Portugal : o Golpe de Estado é apenas o começo, por Marvine Howe (The New York Times, Nova Iorque, 16 Jun. 1974)
O legado económico
“A dificuldade mais maniatante é o estado desastroso a que chegou a economia, provocado pelas longas e desgastantes guerras coloniais e uma política económica ultraconservadora. O velho Portugal subsistia graças à mão-de-obra barata e submissa, aos mercados coloniais reservados, aos valores remetidos pelos emigrantes e ao turismo. Com a libertação, pela primeira vez em gerações, os trabalhadores exigiram aumentos de salários na ordem dos 100% a 300%. As colónias rejeitaram a sua condição de subordinadas e exigiram preços à escala internacional para as suas mercadorias. Os emigrantes, receosos da nova instabilidade, deixaram de mandar dinheiro. Os capitalistas, atentos à vaga socialista que acompanhou o golpe militar, refreiam os investimentos, e os turistas, já afetados pela crise de energia, alarmaram-se com o golpe de Estado e ficaram nas suas terras.”
O regresso do riso
“O país mudou dramaticamente a sua feição depois do golpe militar, o que é patente sobretudo na liberdade de expressão. Não é só a foice e o martelo e os “slogans” revolucionários pintados nas paredes e estátuas das cidades. É o povo português, anteriormente o mais moderado e mais melancólico do mundo, que agora ri, incita e grita. A questão fundamental que se levanta agora é se o povo e o movimento militar saberão cooperar com a democracia. Desapareceu a censura, mas permanece a autocensura e a imprensa coíbe-se geralmente de atacar o general Spínola, as Forças Armadas ou o Governo. Até as revistas e os espetáculos burlescos, que satirizavam, ainda que levemente, o antigo regime, evitam fazer graça com o general Spínola ou qualquer dos atuais governantes. (...) Muitas pessoas perguntam: saberão os Portugueses estabelecer os limites?”

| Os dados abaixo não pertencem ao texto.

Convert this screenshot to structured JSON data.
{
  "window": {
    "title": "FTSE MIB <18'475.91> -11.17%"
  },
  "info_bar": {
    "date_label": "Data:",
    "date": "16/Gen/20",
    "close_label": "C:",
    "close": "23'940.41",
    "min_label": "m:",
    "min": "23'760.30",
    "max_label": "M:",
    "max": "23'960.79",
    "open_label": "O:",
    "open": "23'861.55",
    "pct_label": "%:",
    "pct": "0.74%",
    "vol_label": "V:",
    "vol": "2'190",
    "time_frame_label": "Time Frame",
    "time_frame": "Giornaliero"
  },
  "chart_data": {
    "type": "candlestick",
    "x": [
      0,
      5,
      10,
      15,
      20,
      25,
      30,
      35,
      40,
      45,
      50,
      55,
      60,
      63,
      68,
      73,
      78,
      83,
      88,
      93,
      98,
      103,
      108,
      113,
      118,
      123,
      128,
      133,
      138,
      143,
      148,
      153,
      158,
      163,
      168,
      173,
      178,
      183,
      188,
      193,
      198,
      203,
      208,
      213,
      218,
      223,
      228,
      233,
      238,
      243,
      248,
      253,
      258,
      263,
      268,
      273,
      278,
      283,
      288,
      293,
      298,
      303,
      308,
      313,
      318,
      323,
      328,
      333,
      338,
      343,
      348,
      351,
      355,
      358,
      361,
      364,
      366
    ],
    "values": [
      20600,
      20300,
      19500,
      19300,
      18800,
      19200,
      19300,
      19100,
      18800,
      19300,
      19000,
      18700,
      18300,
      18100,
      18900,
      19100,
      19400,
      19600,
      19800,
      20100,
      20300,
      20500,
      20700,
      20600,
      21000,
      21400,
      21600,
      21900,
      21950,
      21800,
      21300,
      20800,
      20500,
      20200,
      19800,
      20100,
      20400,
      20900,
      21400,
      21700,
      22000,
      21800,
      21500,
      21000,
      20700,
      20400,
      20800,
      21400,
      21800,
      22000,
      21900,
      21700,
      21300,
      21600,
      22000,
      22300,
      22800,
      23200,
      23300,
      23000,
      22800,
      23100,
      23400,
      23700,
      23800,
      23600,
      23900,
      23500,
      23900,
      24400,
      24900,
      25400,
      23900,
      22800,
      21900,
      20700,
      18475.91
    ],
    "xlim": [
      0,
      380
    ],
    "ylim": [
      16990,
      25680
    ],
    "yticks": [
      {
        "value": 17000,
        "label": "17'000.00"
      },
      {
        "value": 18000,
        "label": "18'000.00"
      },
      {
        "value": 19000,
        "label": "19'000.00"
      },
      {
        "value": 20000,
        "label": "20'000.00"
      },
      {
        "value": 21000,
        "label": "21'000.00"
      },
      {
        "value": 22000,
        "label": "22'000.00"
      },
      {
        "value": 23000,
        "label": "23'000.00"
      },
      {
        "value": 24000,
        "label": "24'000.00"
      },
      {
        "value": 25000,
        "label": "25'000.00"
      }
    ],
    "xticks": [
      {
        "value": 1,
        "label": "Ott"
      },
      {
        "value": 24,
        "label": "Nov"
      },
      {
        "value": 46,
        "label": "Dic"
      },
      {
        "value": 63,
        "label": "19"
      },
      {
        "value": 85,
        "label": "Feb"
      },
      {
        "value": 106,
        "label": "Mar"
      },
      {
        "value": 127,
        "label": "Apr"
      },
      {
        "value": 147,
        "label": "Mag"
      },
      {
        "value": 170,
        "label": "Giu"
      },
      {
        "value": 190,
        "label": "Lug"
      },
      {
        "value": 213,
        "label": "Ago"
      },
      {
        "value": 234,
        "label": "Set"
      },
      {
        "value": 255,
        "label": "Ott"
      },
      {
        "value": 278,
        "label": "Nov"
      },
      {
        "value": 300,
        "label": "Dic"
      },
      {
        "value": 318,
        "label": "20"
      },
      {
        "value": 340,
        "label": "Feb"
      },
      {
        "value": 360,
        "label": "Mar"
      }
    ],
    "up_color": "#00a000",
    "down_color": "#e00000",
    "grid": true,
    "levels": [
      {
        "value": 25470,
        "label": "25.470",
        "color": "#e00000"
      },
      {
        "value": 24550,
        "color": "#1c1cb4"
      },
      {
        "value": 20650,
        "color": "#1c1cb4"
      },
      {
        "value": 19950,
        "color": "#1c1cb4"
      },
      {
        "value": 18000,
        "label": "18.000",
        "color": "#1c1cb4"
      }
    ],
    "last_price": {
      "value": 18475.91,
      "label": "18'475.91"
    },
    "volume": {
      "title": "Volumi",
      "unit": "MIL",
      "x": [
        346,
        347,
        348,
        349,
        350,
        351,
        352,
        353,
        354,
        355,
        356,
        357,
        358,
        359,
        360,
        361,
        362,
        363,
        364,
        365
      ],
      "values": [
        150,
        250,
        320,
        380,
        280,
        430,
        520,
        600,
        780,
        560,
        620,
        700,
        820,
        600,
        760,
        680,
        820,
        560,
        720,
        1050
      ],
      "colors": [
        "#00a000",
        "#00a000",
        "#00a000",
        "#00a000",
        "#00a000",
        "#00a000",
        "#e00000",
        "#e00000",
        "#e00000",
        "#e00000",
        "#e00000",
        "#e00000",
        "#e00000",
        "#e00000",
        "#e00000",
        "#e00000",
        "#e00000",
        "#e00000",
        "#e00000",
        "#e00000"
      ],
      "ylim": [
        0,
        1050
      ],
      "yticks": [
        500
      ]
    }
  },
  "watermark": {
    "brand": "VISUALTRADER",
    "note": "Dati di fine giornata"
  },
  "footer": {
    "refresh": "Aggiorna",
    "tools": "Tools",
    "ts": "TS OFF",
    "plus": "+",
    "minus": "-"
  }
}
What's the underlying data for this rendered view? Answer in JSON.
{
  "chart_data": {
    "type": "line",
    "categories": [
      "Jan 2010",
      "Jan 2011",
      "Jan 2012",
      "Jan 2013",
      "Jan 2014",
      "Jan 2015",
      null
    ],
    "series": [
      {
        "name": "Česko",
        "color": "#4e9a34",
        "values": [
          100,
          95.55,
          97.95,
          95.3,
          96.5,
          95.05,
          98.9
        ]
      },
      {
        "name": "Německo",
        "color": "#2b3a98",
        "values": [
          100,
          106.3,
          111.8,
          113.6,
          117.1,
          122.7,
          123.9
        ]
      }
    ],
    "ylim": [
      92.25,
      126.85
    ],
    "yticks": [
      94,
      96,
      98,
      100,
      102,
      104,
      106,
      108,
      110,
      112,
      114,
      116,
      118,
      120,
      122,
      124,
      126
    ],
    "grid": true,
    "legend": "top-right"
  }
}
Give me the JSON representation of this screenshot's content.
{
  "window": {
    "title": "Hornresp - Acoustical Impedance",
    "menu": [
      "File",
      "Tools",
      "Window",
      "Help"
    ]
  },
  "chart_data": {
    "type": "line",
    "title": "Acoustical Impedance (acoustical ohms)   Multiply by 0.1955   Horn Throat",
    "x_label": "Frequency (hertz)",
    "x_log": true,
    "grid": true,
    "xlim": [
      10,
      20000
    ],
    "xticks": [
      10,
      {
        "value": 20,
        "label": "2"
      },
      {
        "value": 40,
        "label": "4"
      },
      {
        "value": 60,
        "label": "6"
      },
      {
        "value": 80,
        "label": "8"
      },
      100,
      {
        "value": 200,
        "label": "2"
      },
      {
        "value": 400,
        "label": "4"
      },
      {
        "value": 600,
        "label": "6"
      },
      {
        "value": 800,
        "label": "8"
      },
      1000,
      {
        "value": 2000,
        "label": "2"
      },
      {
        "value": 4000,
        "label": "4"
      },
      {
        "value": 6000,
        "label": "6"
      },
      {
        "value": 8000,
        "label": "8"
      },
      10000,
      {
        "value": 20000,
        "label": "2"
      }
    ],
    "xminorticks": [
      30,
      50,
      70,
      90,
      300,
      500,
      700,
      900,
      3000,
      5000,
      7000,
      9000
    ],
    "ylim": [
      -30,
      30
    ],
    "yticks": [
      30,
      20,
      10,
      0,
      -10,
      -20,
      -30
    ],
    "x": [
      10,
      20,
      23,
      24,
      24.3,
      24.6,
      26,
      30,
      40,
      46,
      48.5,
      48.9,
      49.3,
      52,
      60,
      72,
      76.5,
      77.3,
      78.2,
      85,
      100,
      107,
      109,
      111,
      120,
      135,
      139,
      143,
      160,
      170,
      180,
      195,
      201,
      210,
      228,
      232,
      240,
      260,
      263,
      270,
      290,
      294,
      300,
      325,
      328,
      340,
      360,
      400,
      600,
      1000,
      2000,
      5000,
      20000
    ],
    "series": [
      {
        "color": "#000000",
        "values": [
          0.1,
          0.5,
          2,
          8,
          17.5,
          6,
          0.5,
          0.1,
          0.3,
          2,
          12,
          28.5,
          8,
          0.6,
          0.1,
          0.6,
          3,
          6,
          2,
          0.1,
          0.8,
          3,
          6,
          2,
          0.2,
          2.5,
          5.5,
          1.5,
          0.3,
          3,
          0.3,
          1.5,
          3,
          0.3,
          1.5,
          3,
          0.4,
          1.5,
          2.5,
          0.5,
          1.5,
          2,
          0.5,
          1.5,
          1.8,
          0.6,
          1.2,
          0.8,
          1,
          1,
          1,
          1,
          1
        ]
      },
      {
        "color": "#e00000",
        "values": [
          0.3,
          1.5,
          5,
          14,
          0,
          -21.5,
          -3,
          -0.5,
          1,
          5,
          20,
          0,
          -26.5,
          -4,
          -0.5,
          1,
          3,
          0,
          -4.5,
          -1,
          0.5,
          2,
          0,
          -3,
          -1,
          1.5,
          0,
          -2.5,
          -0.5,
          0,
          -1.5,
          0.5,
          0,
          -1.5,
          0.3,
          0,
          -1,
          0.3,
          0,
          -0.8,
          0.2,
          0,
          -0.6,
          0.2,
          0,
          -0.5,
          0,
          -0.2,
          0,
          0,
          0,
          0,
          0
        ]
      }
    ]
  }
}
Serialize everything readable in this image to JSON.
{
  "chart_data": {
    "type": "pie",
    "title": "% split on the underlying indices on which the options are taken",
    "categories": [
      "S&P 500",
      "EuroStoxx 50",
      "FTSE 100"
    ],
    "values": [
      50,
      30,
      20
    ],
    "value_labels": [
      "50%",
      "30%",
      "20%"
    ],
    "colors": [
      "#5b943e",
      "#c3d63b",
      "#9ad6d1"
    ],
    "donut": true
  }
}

Excertos retirados de Hemeroteca Digital - O 25 de Abril na imprensa estrangeira
@RTP
Poder militar em Portugal, pelo Padre Adrian Hastings (The Times, Londres, 29 Mai. 1975)
Exmo. Senhor: Como um dos que simpatizaram profundamente com todo o curso da revolução portuguesa desde Abril de 1974, e como alguém que repetidas vezes defendeu a sinceridade, bom-senso e manifesta brandura da sua chefia militar contra as críticas apressadas e mal informadas, possa eu dizer isto àqueles chefes enquanto se encontram na base de decisões provavelmente irreversíveis:
É perigoso exagerar a «legitimidade» que o Movimento das Forças Armadas adquiriu pela revolução, assim como é especioso exagerar a imaturidade política do povo português para justificar a longa permanência do poder militar. Derrubastes Caetano porque só vós tínheis as armas. Iludis-vos se pensais que isto vos dá uma garantia permanente para serdes os verdadeiros porta-vozes do conjunto da nação. Esse foi o vosso papel no ano passado, pode sê-lo ainda hoje, mas poderá deixar de o ser amanhã. O povo português não deu provas de querer um poder militar semipermanente nem um partido político único à maneira do Terceiro Mundo, o braço civil do exército, e se vos comprometeis a tal linha, ireis, pouco e pouco, encontrar-vos tão impopulares e tão necessariamente tiranos como Salazar e o seu partido único, a União Nacional. Apesar das vossas boas intenções e reformas genuínas, tereis assumido a posição dos herdeiros e não dos demolidores do fascismo.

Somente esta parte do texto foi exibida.